5 Tips For Improving Your Mental Health Through Gardening 

Sergio Heredero, Horticultural Instructor at the Bethlem Garden, offers five tips for improving your wellbeing

The Bethlem Royal Hospital Therapy Garden uses the power of gardening to help patients recover from severe mental illness. The hospital has a long history of successfully using horticulture to support patients and there has been a therapeutic garden on the site in Beckenham since 1930.     

The garden, which is funded by Maudsley Charity, has been able to operate throughout the Covid-19 pandemic, creating a lifeline for patients who might otherwise have had little opportunity to be outdoors, especially important during the challenging time since March.  

The therapeutic benefits of horticulture are well documented, and gardening has long been used as a healing medium for a range of mental health problems such as anxiety and depression.  

5 Tips For Improving Your Mental Health Through Gardening

The project is urging everyone to connect with nature – whether you have your own garden or a local park. Sergio Heredero, Horticultural Instructor at the Bethlem Garden offers five top tips for improving your mental health through connecting with nature, based on the New Economic Foundation’s Five Ways to Wellbeing. 


  1. Connect with other people 

Give a hand on the land in your local community garden, allotment or just try some guerilla gardening in neglected areas of your neighbourhood with some friends. It will provide a sense of belonging and self-worth through sharing experiences and having a positive impact on you and beyond.  


  1. Be physically active 

Did you know that getting out in the garden for just 30-45 minutes can burn up to 300 calories? Even low impact activities as sowing seeds or raking leaves involve focus, balance and coordination. Regular gardening as a form of exercise is extremely beneficial to your mental and physical health. Research suggests that people who garden are less likely to suffer from depression, anger and stress.  

“The cure for this ill is not to sit still, Or frowst with a book by the fire; But to take a large hoe and a shovel also, And dig till you gently perspire; And then you will find that the sun and the wind, And the Djinn of the Garden too, Have lifted the hump — The horrible hump — The hump that is black and blue!” – Rudyard Kipling  


  1. Learn new skills 

Growing plants is a laboratory where you can experiment, source, create, inspire and learn. You can grow food and cook with fresh homegrown produce, or design your own beautiful Eden in your backyard. It might inspire you to paint or even lead to a new career or hobby. The tomatoes you grow might be smaller than the ones in the catalogue picture, or they might never turn red because it was too late to plant them, but you can make delicious green tomato chutney out of it. Creative learning will increase your self-esteem and sense of achievement and purpose.  


  1. Give to others 

Why not share the bounties of your garden? Random acts of kindness such as giving a bunch of flowers or a lettuce grown in your garden to your neighbour will create positive feelings and help build community around you. If you don’t have a garden, your elderly neighbour will appreciate a hand to maintain their own.   
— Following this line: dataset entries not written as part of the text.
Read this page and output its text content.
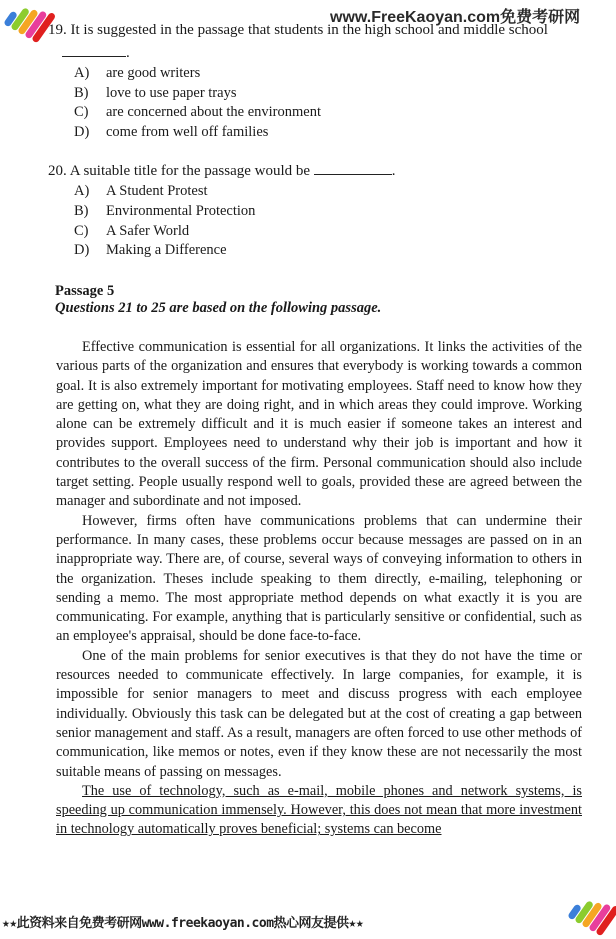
www.FreeKaoyan.com免费考研网
19. It is suggested in the passage that students in the high school and middle school
.
A) are good writers
B) love to use paper trays
C) are concerned about the environment
D) come from well off families
20. A suitable title for the passage would be	.
A) A Student Protest
B) Environmental Protection
C) A Safer World
D) Making a Difference
Passage 5
Questions 21 to 25 are based on the following passage.

Effective communication is essential for all organizations. It links the activities of the various parts of the organization and ensures that everybody is working towards a common goal. It is also extremely important for motivating employees. Staff need to know how they are getting on, what they are doing right, and in which areas they could improve. Working alone can be extremely difficult and it is much easier if someone takes an interest and provides support. Employees need to understand why their job is important and how it contributes to the overall success of the firm. Personal communication should also include target setting. People usually respond well to goals, provided these are agreed between the manager and subordinate and not imposed.

However, firms often have communications problems that can undermine their performance. In many cases, these problems occur because messages are passed on in an inappropriate way. There are, of course, several ways of conveying information to others in the organization. Theses include speaking to them directly, e-mailing, telephoning or sending a memo. The most appropriate method depends on what exactly it is you are communicating. For example, anything that is particularly sensitive or confidential, such as an employee's appraisal, should be done face-to-face.

One of the main problems for senior executives is that they do not have the time or resources needed to communicate effectively. In large companies, for example, it is impossible for senior managers to meet and discuss progress with each employee individually. Obviously this task can be delegated but at the cost of creating a gap between senior management and staff. As a result, managers are often forced to use other methods of communication, like memos or notes, even if they know these are not necessarily the most suitable means of passing on messages.

The use of technology, such as e-mail, mobile phones and network systems, is speeding up communication immensely. However, this does not mean that more investment in technology automatically proves beneficial; systems can become

★★此资料来自免费考研网www.freekaoyan.com热心网友提供★★
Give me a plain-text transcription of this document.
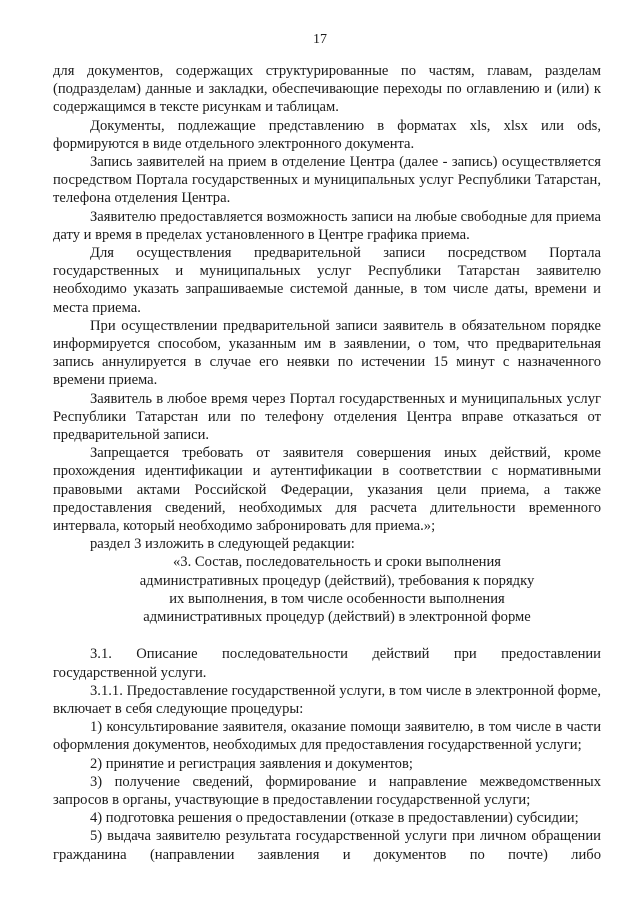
17

для документов, содержащих структурированные по частям, главам, разделам (подразделам) данные и закладки, обеспечивающие переходы по оглавлению и (или) к содержащимся в тексте рисункам и таблицам.

Документы, подлежащие представлению в форматах xls, xlsx или ods, формируются в виде отдельного электронного документа.

Запись заявителей на прием в отделение Центра (далее - запись) осуществляется посредством Портала государственных и муниципальных услуг Республики Татарстан, телефона отделения Центра.

Заявителю предоставляется возможность записи на любые свободные для приема дату и время в пределах установленного в Центре графика приема.

Для осуществления предварительной записи посредством Портала государственных и муниципальных услуг Республики Татарстан заявителю необходимо указать запрашиваемые системой данные, в том числе даты, времени и места приема.

При осуществлении предварительной записи заявитель в обязательном порядке информируется способом, указанным им в заявлении, о том, что предварительная запись аннулируется в случае его неявки по истечении 15 минут с назначенного времени приема.

Заявитель в любое время через Портал государственных и муниципальных услуг Республики Татарстан или по телефону отделения Центра вправе отказаться от предварительной записи.

Запрещается требовать от заявителя совершения иных действий, кроме прохождения идентификации и аутентификации в соответствии с нормативными правовыми актами Российской Федерации, указания цели приема, а также предоставления сведений, необходимых для расчета длительности временного интервала, который необходимо забронировать для приема.»;

раздел 3 изложить в следующей редакции:

«3. Состав, последовательность и сроки выполнения

административных процедур (действий), требования к порядку

их выполнения, в том числе особенности выполнения

административных процедур (действий) в электронной форме

3.1. Описание последовательности действий при предоставлении государственной услуги.

3.1.1. Предоставление государственной услуги, в том числе в электронной форме, включает в себя следующие процедуры:

1) консультирование заявителя, оказание помощи заявителю, в том числе в части оформления документов, необходимых для предоставления государственной услуги;

2) принятие и регистрация заявления и документов;

3) получение сведений, формирование и направление межведомственных запросов в органы, участвующие в предоставлении государственной услуги;

4) подготовка решения о предоставлении (отказе в предоставлении) субсидии;

5) выдача заявителю результата государственной услуги при личном обращении гражданина (направлении заявления и документов по почте) либо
Have you thought about volunteering in a community garden or food bank? The act of giving will give you a feeling of purpose and self-worth while connecting with other people.   


  1. Pay attention to the present moment (mindfulness) 

A garden is a feast to the senses. The smell of lavender in the morning, holding a silky lamb’s ear leave between your fingers, bees buzzing in a hot summer day, nibbling some peppery rocket just harvested, witnessing a flock of jackdaws heading to their perching tree before dawn – all these experiences will help ground you in the present. 

Being in nature can be a form of mindfulness that will contribute to heightening your awareness, enjoy life more and positively change the way you feel and how to approach challenges.